A National Security Council has finally been born in
India. It was a Caesarian operation. There were indications that the embryo was to be
aborted but the momentum of the Jaswant Singh-Talbott talks projected it to life. The baby
born is therefore, quite flawed.
Two fundamentals are absolutely imperative for a
National Security Council. It has to have a mechanism for thinking and another for
decision making. The NSC which has been constituted will have serious problems in both
areas.
The Council will have the Prime Minister at the top with
the Ministers for Home, Defence, Finance and External Affairs and Dy. Chairman of Planning
Commission as its members. Below it will be a three tiered structure, consisting of the
Strategic Policy Group, the National Security Advisory Board and the Joint Intelligence
Committee which will be its Secretariat. The National Security Adviser who is the
Principal Secretary to the PM will be the link between the NSC and its subordinate
constituents.
The thinking process is intended to be carried out in
the Strategic Policy Group by its seventeen members who are Secretaries of key ministries
and include the three Chiefs of staff, RBI Governor, Scientific Adviser to the Defence
Minister and Chairman, JIC. This group is no different from an enlarged version of the
Committee of Secretaries, already in existence, and whose deliberations are not known to
the distinguished for intellectual freshness, innovative depth and precise execution for
implementation. Most members of the Committee of Secretaries have been seen to be innocent
of holistic conceptions. They usually display predetermined loyalties and a tenacity for
jurisdictional attachments. They excel in turf battles, the level of thinking and
expertise needed for a body like the NSC will simply be not endowment of many of these
luminaries, not the least because in their careers for most of the time they would have
been on a round of musical chairs.
It is the National Security Advisory Board in which
persons of eminence in various fields outside the Government will serve, which really
qualifies to be the think tank for the NSC. However, one must keep the realities of life
in view while pondering over its efficiency and value. In India no Advisory Board manages
to be the core. The reports of most such Boards keep gathering dust. Perhaps, the reports
of the Task Force set up to formulate this NSC five months ago would have met the same
fate but for the imperatives created by the continuing Jaswant Singh-Talbott exchanges.

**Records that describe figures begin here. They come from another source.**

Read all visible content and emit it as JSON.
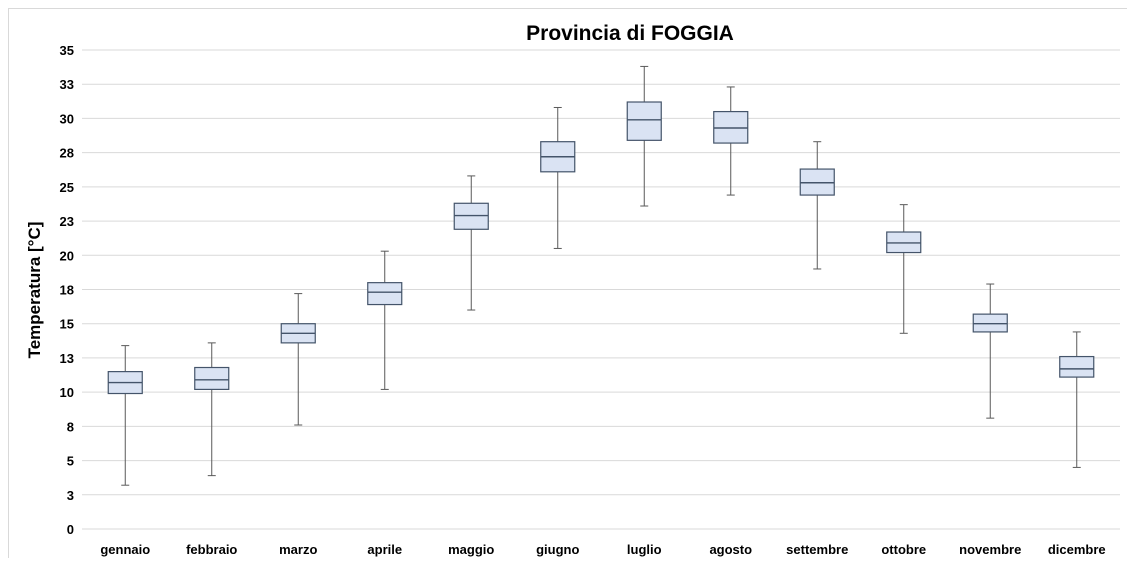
{
  "chart_data": {
    "type": "box",
    "title": "Provincia di FOGGIA",
    "xlabel": "",
    "ylabel": "Temperatura [°C]",
    "ylim": [
      0,
      35
    ],
    "yticks": [
      0,
      2.5,
      5,
      7.5,
      10,
      12.5,
      15,
      17.5,
      20,
      22.5,
      25,
      27.5,
      30,
      32.5,
      35
    ],
    "ytick_labels": [
      "0",
      "3",
      "5",
      "8",
      "10",
      "13",
      "15",
      "18",
      "20",
      "23",
      "25",
      "28",
      "30",
      "33",
      "35"
    ],
    "grid": true,
    "legend": "none",
    "colors": {
      "box_fill": "#dae3f3",
      "box_stroke": "#44546a",
      "whisker": "#595959",
      "grid": "#d9d9d9"
    },
    "categories": [
      "gennaio",
      "febbraio",
      "marzo",
      "aprile",
      "maggio",
      "giugno",
      "luglio",
      "agosto",
      "settembre",
      "ottobre",
      "novembre",
      "dicembre"
    ],
    "boxes": [
      {
        "min": 3.2,
        "q1": 9.9,
        "median": 10.7,
        "q3": 11.5,
        "max": 13.4
      },
      {
        "min": 3.9,
        "q1": 10.2,
        "median": 10.9,
        "q3": 11.8,
        "max": 13.6
      },
      {
        "min": 7.6,
        "q1": 13.6,
        "median": 14.3,
        "q3": 15.0,
        "max": 17.2
      },
      {
        "min": 10.2,
        "q1": 16.4,
        "median": 17.3,
        "q3": 18.0,
        "max": 20.3
      },
      {
        "min": 16.0,
        "q1": 21.9,
        "median": 22.9,
        "q3": 23.8,
        "max": 25.8
      },
      {
        "min": 20.5,
        "q1": 26.1,
        "median": 27.2,
        "q3": 28.3,
        "max": 30.8
      },
      {
        "min": 23.6,
        "q1": 28.4,
        "median": 29.9,
        "q3": 31.2,
        "max": 33.8
      },
      {
        "min": 24.4,
        "q1": 28.2,
        "median": 29.3,
        "q3": 30.5,
        "max": 32.3
      },
      {
        "min": 19.0,
        "q1": 24.4,
        "median": 25.3,
        "q3": 26.3,
        "max": 28.3
      },
      {
        "min": 14.3,
        "q1": 20.2,
        "median": 20.9,
        "q3": 21.7,
        "max": 23.7
      },
      {
        "min": 8.1,
        "q1": 14.4,
        "median": 15.0,
        "q3": 15.7,
        "max": 17.9
      },
      {
        "min": 4.5,
        "q1": 11.1,
        "median": 11.7,
        "q3": 12.6,
        "max": 14.4
      }
    ]
  }
}
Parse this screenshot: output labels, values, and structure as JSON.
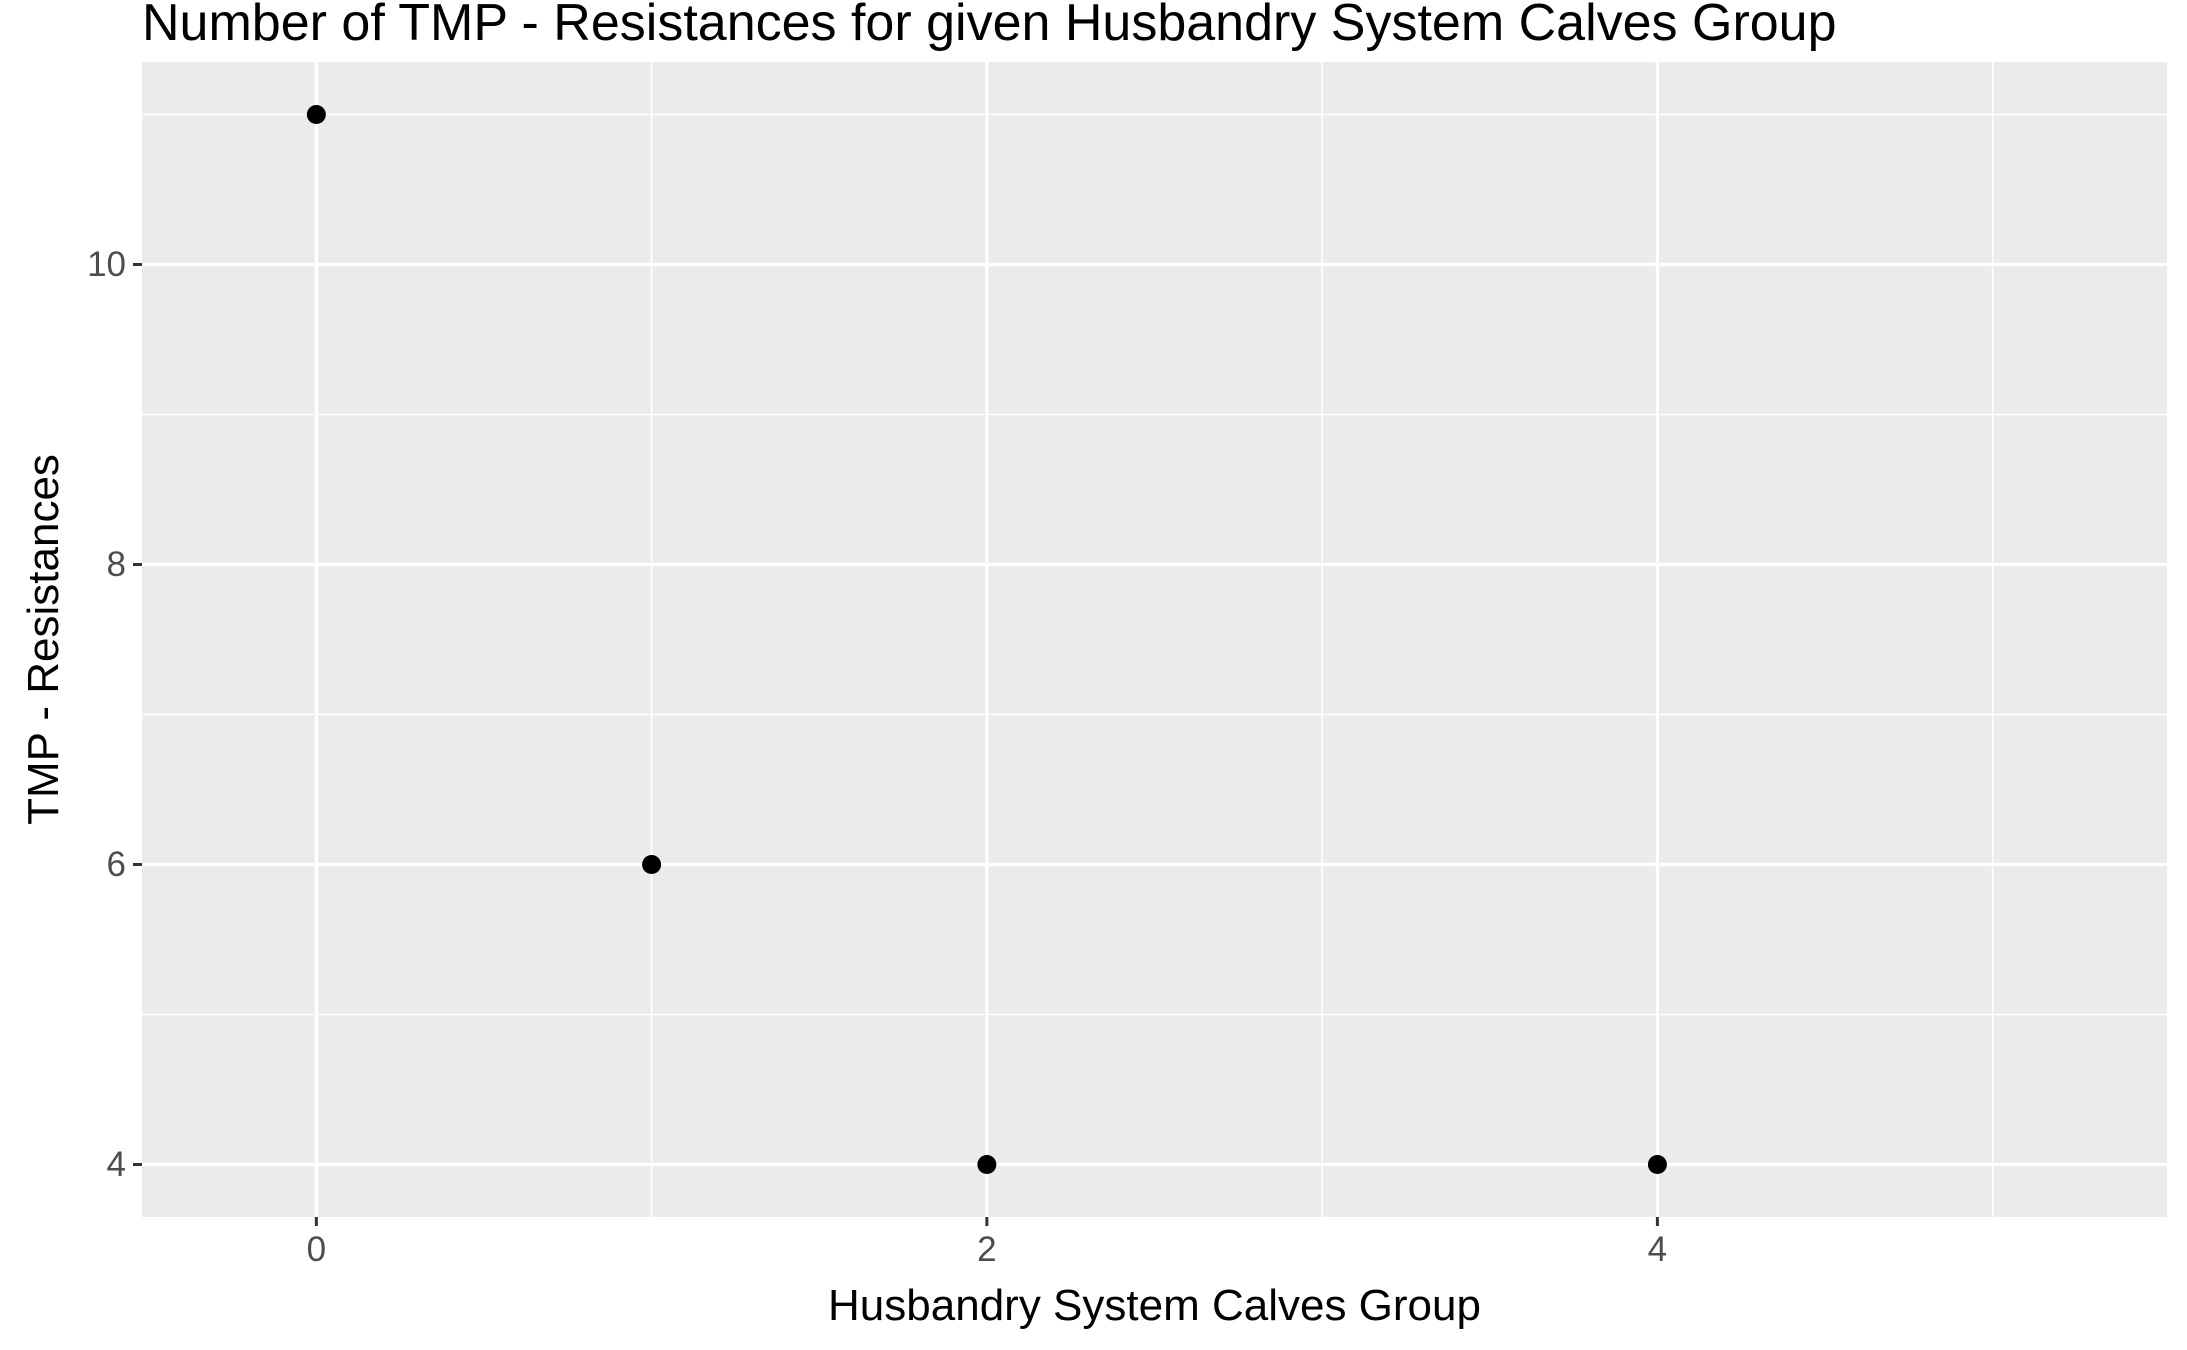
{
  "chart_data": {
    "type": "scatter",
    "title": "Number of TMP - Resistances for given Husbandry System Calves Group",
    "xlabel": "Husbandry System Calves Group",
    "ylabel": "TMP - Resistances",
    "x": [
      0,
      1,
      2,
      4
    ],
    "y": [
      11,
      6,
      4,
      4
    ],
    "xlim": [
      -0.52,
      5.52
    ],
    "ylim": [
      3.65,
      11.35
    ],
    "x_ticks": [
      0,
      2,
      4
    ],
    "x_tick_labels": [
      "0",
      "2",
      "4"
    ],
    "x_minor_ticks": [
      1,
      3,
      5
    ],
    "y_ticks": [
      4,
      6,
      8,
      10
    ],
    "y_tick_labels": [
      "4",
      "6",
      "8",
      "10"
    ],
    "y_minor_ticks": [
      5,
      7,
      9,
      11
    ],
    "grid": true,
    "legend": "none",
    "colors": {
      "panel_background": "#ebebeb",
      "grid_major": "#ffffff",
      "grid_minor": "#ffffff",
      "point": "#000000",
      "tick_label": "#4d4d4d",
      "tick_mark": "#333333"
    }
  }
}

Further more, it may be noted that the Indian bureaucracy is extremely reluctant to share
information even among themselves. Will they permit transmission of sensitive intelligence
or information to outsiders in the National Advisory Board? If the past is any guide, the
answer to this question must inevitably be a NO. Bereft of key inputs, the product of such
a Board cannot be much different from what is already available in the media or the
academia.
The Joint Intelligence Committee has been a useful
organisation for evaluations and estimates. Its studies do sometimes represent combined
wisdom of various Government agencies. But it is one thing to produce a thought provoking
report, and , while another to have it welcomed by minds which should be receptive and
eager. Overtime, the JIC has broadened its areas of enquiry and assessment but one single
fact is adequate to throw light on the stature it enjoys with the Government. It has
remained without a proper head almost a year. It is only very recently that a head has
been named. The JIC is to be revamped for dealing with the demands of its new role of a
Secretariat for the NSC. The speed with which this revamping takes place will provide an
indication of how serious the Government is about this NSC.
The decision will be by the body of ministers at the top
with the PM at its head. This body is no different from the Cabinet Committee for
Political Affairs which has sometimes functioned in the country. Its shortcomings would
continue to be the same. Often, a strong PM has been a lone decision maker with others in
the group just nodding in their heads in agreement. Many flawed decisions were thus made
in the past for which a heavy price had to be paid.
The nomination of the Principal Secretary to the PM also
to be the National Security Advisor, provides the ultimate indication on that this NSC is
not expected to function but is intended to be just a showpiece. The principal Secretary
to the PM and National Security Advisor are two full time heavy duty jobs. While the
present incumbent in the Principal Secretary's assignment is a very highly rated official,
the National Security Advisor should have been a separate individual. By combining the two
posts in one person a bureaucratic gridlock has been created. The Cabinet Secretary who
heads the civil services of the country will play second fiddle, being just a member of
the Strategic Policy Group.
Foreigners have often commented that India lacks a
national security culture. This creation of an NSC reconfirms this view yet again.